Late July, 2016 the White House released the finalized revision of A-130 (Circular A-130: Managing Information as a Strategic Resource) which is designed to enhance the security and privacy of government and individual information. All those operating under the Federal information security umbrella will want to pay close attention to the revisions and adjustments which have been made. Facility Security Officers (FSO) and those dealing with sensitive or confidential data will want to be especially mindful of the changes which affect the implementation of security and privacy controls. The Office of Management and Budget (OMB) is the driver behind A-130, and is expecting compliance. That said, OMB has put in place a practical means by which waiver’s may be requested for entities which are unable to be compliant.
Security and Privacy of Personal Identifying Information (PII)

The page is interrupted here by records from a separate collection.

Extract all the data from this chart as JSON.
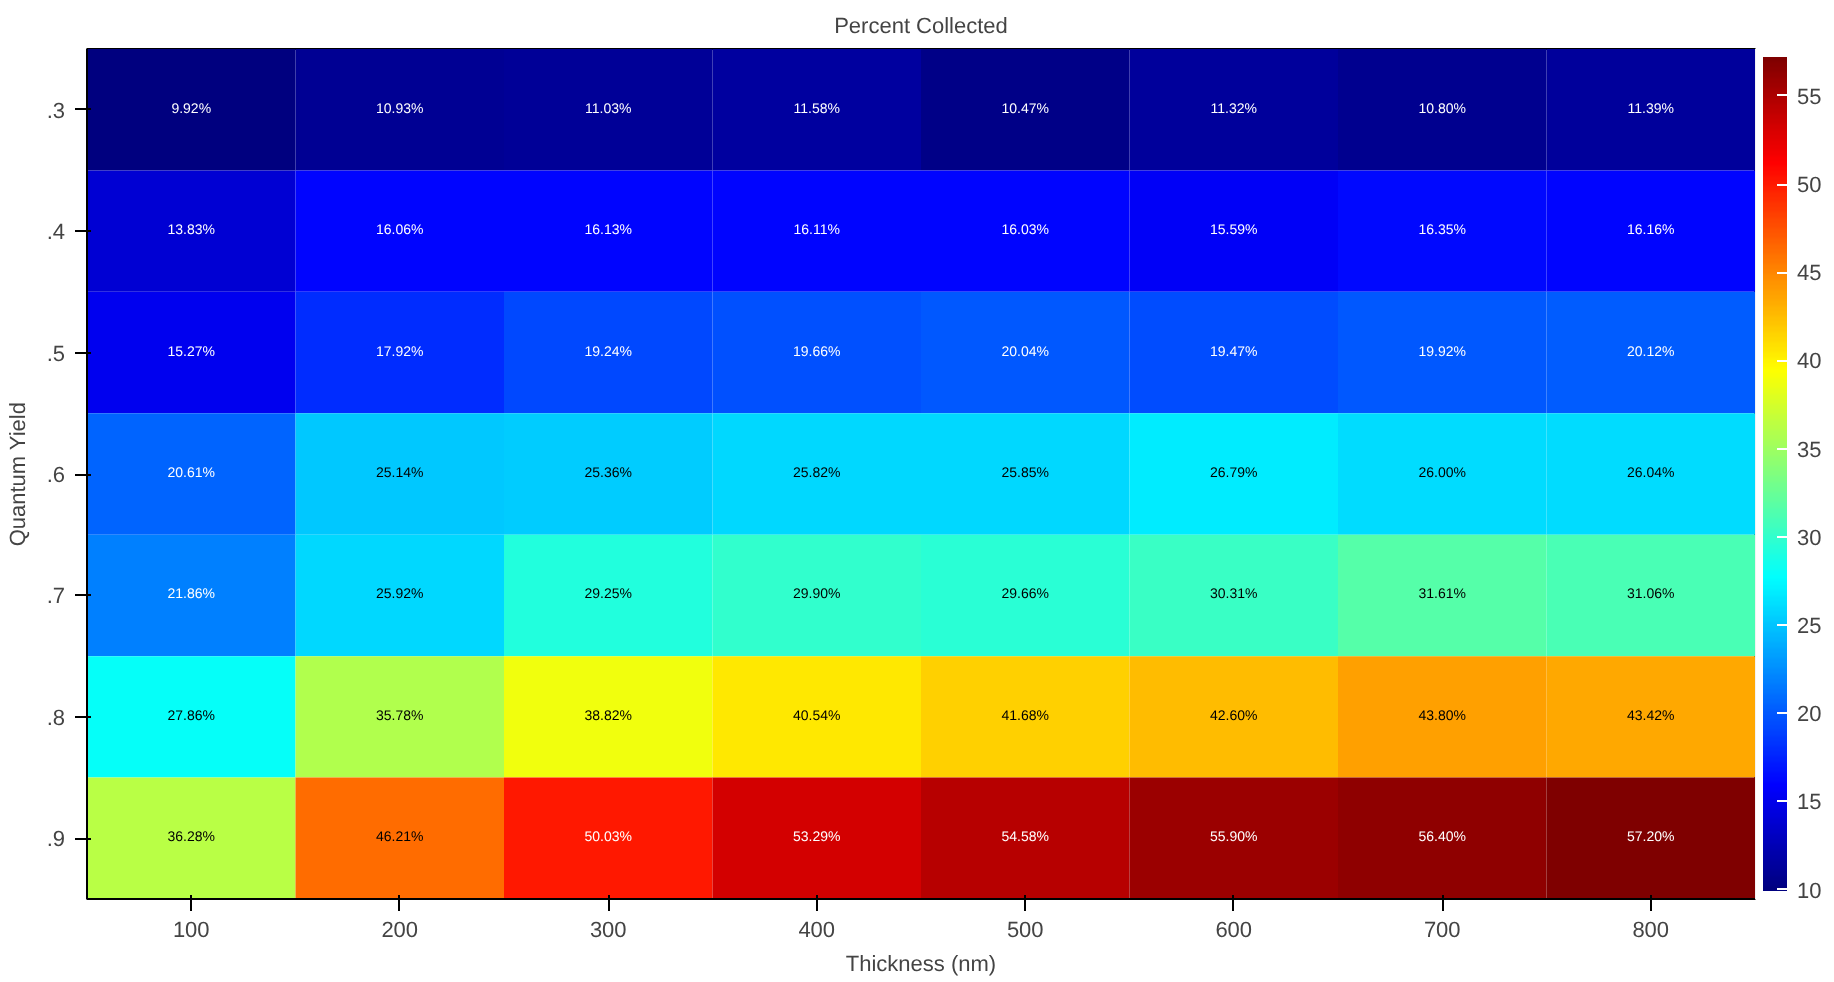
{
  "chart_data": {
    "type": "heatmap",
    "title": "Percent Collected",
    "xlabel": "Thickness (nm)",
    "ylabel": "Quantum Yield",
    "categories": [
      "100",
      "200",
      "300",
      "400",
      "500",
      "600",
      "700",
      "800"
    ],
    "y_categories": [
      ".3",
      ".4",
      ".5",
      ".6",
      ".7",
      ".8",
      ".9"
    ],
    "cells": [
      [
        9.92,
        10.93,
        11.03,
        11.58,
        10.47,
        11.32,
        10.8,
        11.39
      ],
      [
        13.83,
        16.06,
        16.13,
        16.11,
        16.03,
        15.59,
        16.35,
        16.16
      ],
      [
        15.27,
        17.92,
        19.24,
        19.66,
        20.04,
        19.47,
        19.92,
        20.12
      ],
      [
        20.61,
        25.14,
        25.36,
        25.82,
        25.85,
        26.79,
        26.0,
        26.04
      ],
      [
        21.86,
        25.92,
        29.25,
        29.9,
        29.66,
        30.31,
        31.61,
        31.06
      ],
      [
        27.86,
        35.78,
        38.82,
        40.54,
        41.68,
        42.6,
        43.8,
        43.42
      ],
      [
        36.28,
        46.21,
        50.03,
        53.29,
        54.58,
        55.9,
        56.4,
        57.2
      ]
    ],
    "cell_labels": [
      [
        "9.92%",
        "10.93%",
        "11.03%",
        "11.58%",
        "10.47%",
        "11.32%",
        "10.80%",
        "11.39%"
      ],
      [
        "13.83%",
        "16.06%",
        "16.13%",
        "16.11%",
        "16.03%",
        "15.59%",
        "16.35%",
        "16.16%"
      ],
      [
        "15.27%",
        "17.92%",
        "19.24%",
        "19.66%",
        "20.04%",
        "19.47%",
        "19.92%",
        "20.12%"
      ],
      [
        "20.61%",
        "25.14%",
        "25.36%",
        "25.82%",
        "25.85%",
        "26.79%",
        "26.00%",
        "26.04%"
      ],
      [
        "21.86%",
        "25.92%",
        "29.25%",
        "29.90%",
        "29.66%",
        "30.31%",
        "31.61%",
        "31.06%"
      ],
      [
        "27.86%",
        "35.78%",
        "38.82%",
        "40.54%",
        "41.68%",
        "42.60%",
        "43.80%",
        "43.42%"
      ],
      [
        "36.28%",
        "46.21%",
        "50.03%",
        "53.29%",
        "54.58%",
        "55.90%",
        "56.40%",
        "57.20%"
      ]
    ],
    "clim": [
      9.92,
      57.2
    ],
    "cticks": [
      10,
      15,
      20,
      25,
      30,
      35,
      40,
      45,
      50,
      55
    ]
  }
}
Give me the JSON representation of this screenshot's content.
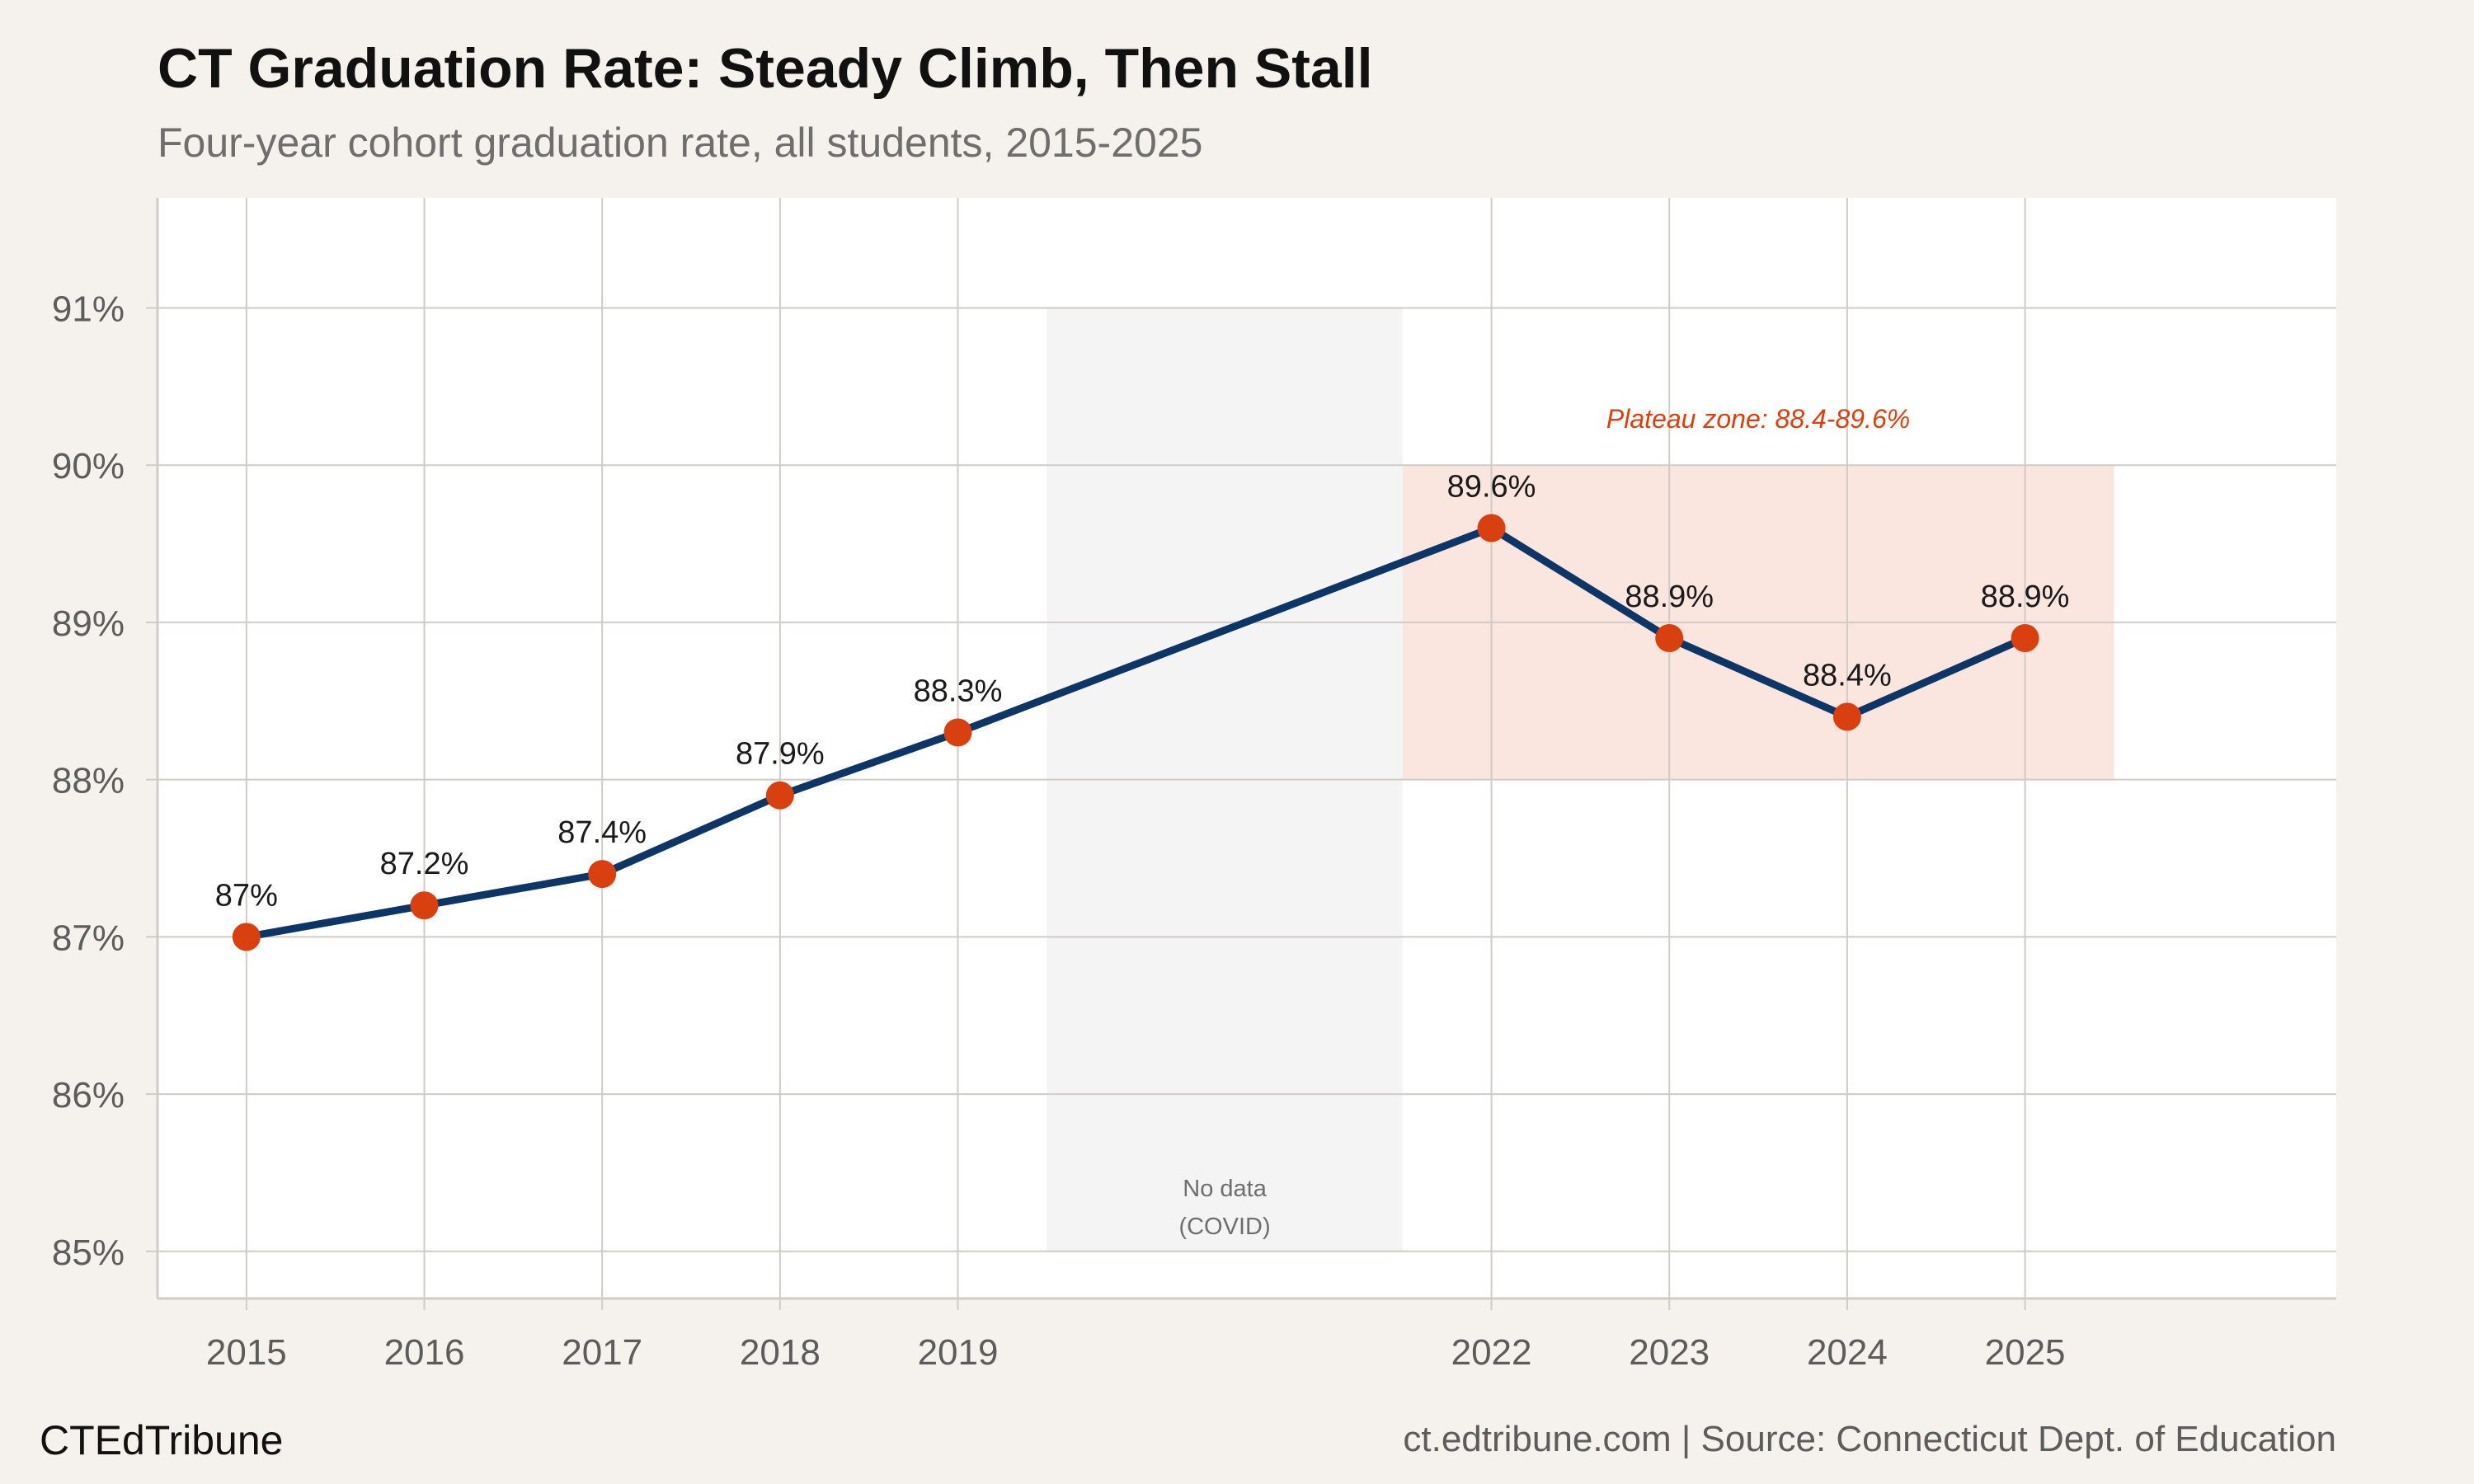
{
  "chart_data": {
    "type": "line",
    "title": "CT Graduation Rate: Steady Climb, Then Stall",
    "subtitle": "Four-year cohort graduation rate, all students, 2015-2025",
    "x": [
      2015,
      2016,
      2017,
      2018,
      2019,
      2022,
      2023,
      2024,
      2025
    ],
    "x_tick_labels": [
      "2015",
      "2016",
      "2017",
      "2018",
      "2019",
      "2022",
      "2023",
      "2024",
      "2025"
    ],
    "values": [
      87.0,
      87.2,
      87.4,
      87.9,
      88.3,
      89.6,
      88.9,
      88.4,
      88.9
    ],
    "data_labels": [
      "87%",
      "87.2%",
      "87.4%",
      "87.9%",
      "88.3%",
      "89.6%",
      "88.9%",
      "88.4%",
      "88.9%"
    ],
    "xlim": [
      2014.5,
      2026.75
    ],
    "ylim": [
      84.7,
      91.7
    ],
    "y_ticks": [
      85,
      86,
      87,
      88,
      89,
      90,
      91
    ],
    "y_tick_labels": [
      "85%",
      "86%",
      "87%",
      "88%",
      "89%",
      "90%",
      "91%"
    ],
    "grid": true,
    "gap_region": {
      "x_start": 2019.5,
      "x_end": 2021.5,
      "y_start": 85,
      "y_end": 91,
      "label_line1": "No data",
      "label_line2": "(COVID)"
    },
    "plateau_region": {
      "x_start": 2021.5,
      "x_end": 2025.5,
      "y_start": 88,
      "y_end": 90,
      "label": "Plateau zone: 88.4-89.6%"
    },
    "colors": {
      "line": "#0d3566",
      "marker": "#d9400f",
      "plateau_fill": "#fae5df",
      "plateau_text": "#d9400f",
      "gap_fill": "#f4f4f4",
      "grid": "#cfcbc6",
      "panel": "#ffffff",
      "background": "#f5f2ee"
    }
  },
  "footer": {
    "brand": "CTEdTribune",
    "source": "ct.edtribune.com | Source: Connecticut Dept. of Education"
  }
}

The first appendix is dedicated to the handling of PII. While many will view this as a bit oxymoronic given the rash of government wide breaches (Office of Personnel Management for example), the guidance within the appendix is sound. Specifically, if an entity is collecting PII, they must factor into the mix the “potential risk to the individual privacy from the collection, creation, use, dissemination, and maintenance of the PII.”
Entities operating under a Facility Clearance have already been asked to create the position of “Insider Threat Program Senior Official” (ITPSO) as discussed in Creating an Insider Threat Program – Adjustments for Change 2 to the NISPOM. Now government entities are being asked to also create the senior position of Senior Agency Official for Privacy (SAOP), who will have agency-wide responsibility and accountability in the implementation of privacy controls and protections.
Government FSOs must understand the full lifecycle of the information they collect and appropriately safeguard the PII. All FSOs should plan on being asked to conduct privacy impact assessments (PIA) and minimally understand the scope of the SAOP role and thus how it may impact their operations. (see Appendix One)
Protecting Government Information Resources
The third appendix is dedicated to protecting the information of the Nation. It appropriately notes the need to have a proactive and dynamic mindset when it comes to assessing threats, “as technologies and services continue to change, so will the threat environment” and continues, “programs must have the capability to address new and emerging threats.” Clearly noting this is not a snap-shot in time exercise. This will require entities to factor into their day-to-day operations the analysis of the threat environment. And in so doing, identifying any unmitigated risks, putting a plan together for closing those risks, and closely monitoring to ensure the identified risks are not exploited by an adversary of the Nation.
While the A-130 is directed to agency and departments, the trickle down, especially in the protection of government information to the FSO level will be substantial. For the contractor facilities dealing with classified materials, changes to process and procedure can be expected. As noted above, Change 2 to the NISPOM has already levied the requirement for the establishment of an ITPSO. (See Appendix Three)
In sum, the A-130 is a timely document which pushes change upon how agencies, departments and those entities supporting their mission will need to adjust their operations to ensure the privacy of the individual’s information, but also to affect the protection of the government’s information as a whole.